Two coordinators of the Anti-Discrimination Student Movement said in a statement that power should be transferred to the interim government.
“We will not accept any other proposal,” said the statement, signed by Nahid Islam and Ashif Mahmud.
“The fascist murderers will be punished in the country; they will not be allowed to flee,” the report said, adding that all innocent civilians who were arrested and all political prisoners will be released.
Following the news of Hasina’s resignation, protesters set fire to the Awami League offices in Dhaka. Protesters, seen dancing and chanting slogans against Hasina, gathered on the campus of Dhaka University, the first site of protests against the controversial public quota system.
Thousands of protesters stormed the prime minister’s official residence, known as the Ganabhaban, in Dhaka after she left the country.
Online footage shows protesters looting items from the house, swimming in the pool and smoking cigarettes in the MPs’ chambers.
Authorities had already caved in to student demands to reform the unpopular quota system after protests in mid-July left more than 200 dead.
Since then, protesters have been demanding that the government grant justice to victims of police brutality, lift the curfew and reopen educational institutions.

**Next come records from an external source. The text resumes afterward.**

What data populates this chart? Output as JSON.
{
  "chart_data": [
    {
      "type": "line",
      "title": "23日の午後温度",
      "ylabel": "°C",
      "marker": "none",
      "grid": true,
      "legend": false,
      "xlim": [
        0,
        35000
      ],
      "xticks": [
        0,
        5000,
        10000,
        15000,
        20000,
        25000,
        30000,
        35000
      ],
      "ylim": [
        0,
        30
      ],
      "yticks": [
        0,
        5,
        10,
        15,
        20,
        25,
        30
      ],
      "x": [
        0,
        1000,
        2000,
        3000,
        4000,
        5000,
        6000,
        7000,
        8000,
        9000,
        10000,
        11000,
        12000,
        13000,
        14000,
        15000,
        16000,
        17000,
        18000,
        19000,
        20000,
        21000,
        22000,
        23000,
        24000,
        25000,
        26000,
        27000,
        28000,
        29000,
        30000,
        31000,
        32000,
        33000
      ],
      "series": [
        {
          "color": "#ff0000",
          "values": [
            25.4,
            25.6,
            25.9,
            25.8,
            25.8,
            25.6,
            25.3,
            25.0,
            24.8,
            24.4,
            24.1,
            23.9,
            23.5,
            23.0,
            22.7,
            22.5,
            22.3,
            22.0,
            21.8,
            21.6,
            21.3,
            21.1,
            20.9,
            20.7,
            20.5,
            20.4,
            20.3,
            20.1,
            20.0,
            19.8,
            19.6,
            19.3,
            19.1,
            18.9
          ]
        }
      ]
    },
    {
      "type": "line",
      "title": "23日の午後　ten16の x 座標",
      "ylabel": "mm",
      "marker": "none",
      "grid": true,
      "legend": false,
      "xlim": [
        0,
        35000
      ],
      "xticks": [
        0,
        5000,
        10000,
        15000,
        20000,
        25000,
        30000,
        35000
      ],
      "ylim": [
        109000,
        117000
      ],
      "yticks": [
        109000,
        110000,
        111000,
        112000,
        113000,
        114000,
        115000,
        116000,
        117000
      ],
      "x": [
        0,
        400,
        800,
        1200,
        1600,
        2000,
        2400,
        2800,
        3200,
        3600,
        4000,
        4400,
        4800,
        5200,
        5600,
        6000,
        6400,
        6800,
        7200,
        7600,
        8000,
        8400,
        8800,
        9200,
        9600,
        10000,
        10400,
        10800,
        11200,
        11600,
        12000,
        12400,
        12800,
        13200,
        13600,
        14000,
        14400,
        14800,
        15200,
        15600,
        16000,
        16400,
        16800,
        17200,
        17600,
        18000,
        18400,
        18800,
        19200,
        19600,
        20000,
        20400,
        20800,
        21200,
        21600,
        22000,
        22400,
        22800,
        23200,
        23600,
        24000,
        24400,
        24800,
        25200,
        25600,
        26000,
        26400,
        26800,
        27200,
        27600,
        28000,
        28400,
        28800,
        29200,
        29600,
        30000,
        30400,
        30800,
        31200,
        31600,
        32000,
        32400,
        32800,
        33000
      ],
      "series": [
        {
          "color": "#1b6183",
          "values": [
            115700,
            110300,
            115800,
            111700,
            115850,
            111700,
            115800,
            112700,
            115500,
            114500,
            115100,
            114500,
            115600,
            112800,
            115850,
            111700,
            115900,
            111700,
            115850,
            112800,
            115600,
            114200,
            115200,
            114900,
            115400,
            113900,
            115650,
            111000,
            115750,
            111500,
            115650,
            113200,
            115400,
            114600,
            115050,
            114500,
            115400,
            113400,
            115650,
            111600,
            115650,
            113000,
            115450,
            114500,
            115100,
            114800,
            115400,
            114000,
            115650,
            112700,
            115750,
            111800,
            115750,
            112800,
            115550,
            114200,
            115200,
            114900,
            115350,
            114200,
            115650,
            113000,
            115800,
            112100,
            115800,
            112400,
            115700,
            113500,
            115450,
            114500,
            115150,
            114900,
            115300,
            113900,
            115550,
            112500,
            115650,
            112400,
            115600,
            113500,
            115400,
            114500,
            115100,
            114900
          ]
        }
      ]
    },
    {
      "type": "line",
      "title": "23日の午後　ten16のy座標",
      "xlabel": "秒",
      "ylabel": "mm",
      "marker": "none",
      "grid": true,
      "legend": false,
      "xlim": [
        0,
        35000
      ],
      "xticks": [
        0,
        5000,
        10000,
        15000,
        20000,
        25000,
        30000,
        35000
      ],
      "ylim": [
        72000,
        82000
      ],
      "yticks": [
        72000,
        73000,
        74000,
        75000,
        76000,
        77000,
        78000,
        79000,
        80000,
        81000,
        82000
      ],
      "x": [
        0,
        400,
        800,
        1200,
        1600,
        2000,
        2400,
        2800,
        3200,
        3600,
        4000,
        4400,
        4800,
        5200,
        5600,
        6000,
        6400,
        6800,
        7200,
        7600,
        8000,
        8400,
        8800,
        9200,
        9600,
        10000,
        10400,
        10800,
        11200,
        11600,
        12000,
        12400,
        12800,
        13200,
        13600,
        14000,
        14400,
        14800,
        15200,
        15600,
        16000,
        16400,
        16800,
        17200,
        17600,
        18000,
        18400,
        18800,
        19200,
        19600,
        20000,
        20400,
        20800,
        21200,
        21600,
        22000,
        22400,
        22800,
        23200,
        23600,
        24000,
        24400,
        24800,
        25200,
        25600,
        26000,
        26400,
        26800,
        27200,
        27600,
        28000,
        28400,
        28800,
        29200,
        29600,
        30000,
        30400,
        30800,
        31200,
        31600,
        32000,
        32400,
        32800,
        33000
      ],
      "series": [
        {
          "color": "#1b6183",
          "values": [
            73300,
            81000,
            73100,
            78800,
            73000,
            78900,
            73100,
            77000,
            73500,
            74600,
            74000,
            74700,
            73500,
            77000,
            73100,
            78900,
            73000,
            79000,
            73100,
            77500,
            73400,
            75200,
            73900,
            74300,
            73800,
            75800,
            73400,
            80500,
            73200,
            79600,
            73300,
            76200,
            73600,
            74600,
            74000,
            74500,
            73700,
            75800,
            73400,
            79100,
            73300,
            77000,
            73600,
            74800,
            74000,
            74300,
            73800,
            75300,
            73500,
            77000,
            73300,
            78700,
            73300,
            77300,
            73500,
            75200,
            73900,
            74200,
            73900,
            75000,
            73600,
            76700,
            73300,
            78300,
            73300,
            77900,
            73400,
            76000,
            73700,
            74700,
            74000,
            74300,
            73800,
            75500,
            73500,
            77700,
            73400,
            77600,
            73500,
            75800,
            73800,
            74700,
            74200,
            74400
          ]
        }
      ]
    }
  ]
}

This past weekend, the students continued to raise their demands and more violent confrontations took place, reportedly resulting in another hundred deaths, including fourteen police officers.

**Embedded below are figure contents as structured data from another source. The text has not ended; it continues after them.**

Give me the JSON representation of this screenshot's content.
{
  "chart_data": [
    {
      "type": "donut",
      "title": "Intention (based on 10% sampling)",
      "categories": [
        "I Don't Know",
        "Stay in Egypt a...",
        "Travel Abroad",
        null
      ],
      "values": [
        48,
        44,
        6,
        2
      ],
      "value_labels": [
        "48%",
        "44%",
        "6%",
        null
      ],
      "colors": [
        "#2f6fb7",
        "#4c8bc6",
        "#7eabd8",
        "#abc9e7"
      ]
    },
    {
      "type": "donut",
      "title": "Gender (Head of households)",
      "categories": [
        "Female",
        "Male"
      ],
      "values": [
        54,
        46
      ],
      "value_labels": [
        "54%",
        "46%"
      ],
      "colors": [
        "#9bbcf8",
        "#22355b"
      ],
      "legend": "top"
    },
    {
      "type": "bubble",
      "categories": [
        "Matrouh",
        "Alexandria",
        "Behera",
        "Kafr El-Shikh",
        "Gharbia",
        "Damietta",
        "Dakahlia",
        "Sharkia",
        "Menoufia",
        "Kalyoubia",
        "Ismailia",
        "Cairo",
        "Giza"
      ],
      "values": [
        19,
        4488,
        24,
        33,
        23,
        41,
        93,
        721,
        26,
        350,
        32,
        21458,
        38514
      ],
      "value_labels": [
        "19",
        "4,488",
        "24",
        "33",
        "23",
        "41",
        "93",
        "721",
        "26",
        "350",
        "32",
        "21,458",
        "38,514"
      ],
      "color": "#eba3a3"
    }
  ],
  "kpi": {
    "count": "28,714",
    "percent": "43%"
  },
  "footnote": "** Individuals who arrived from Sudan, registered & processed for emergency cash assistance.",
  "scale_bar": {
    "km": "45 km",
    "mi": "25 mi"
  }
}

Hasina has been criticized for her authoritarian stance by political opponents and international rights groups, but her supporters call her the daughter of democracy.
Together with her younger sister Sheikh Rehana, she escaped a brutal military coup in 1975, in which her father Sheikh Mujibur Rahman and most of her family were killed.
When Hasina returned from exile in 1981, she took over the leadership of the Awami League party.
Under her leadership, the party played a crucial role in the ‘anti-autocratic’ movements against military dictator Hussain Muhammad Ershad in the 1980s.
In 1996, she became prime minister for the first time after her party won the parliamentary elections, marking the beginning of her leadership that would last five years.
Since then, her party has won several parliamentary elections, most recently in 2024. However, opposition groups have alleged electoral fraud.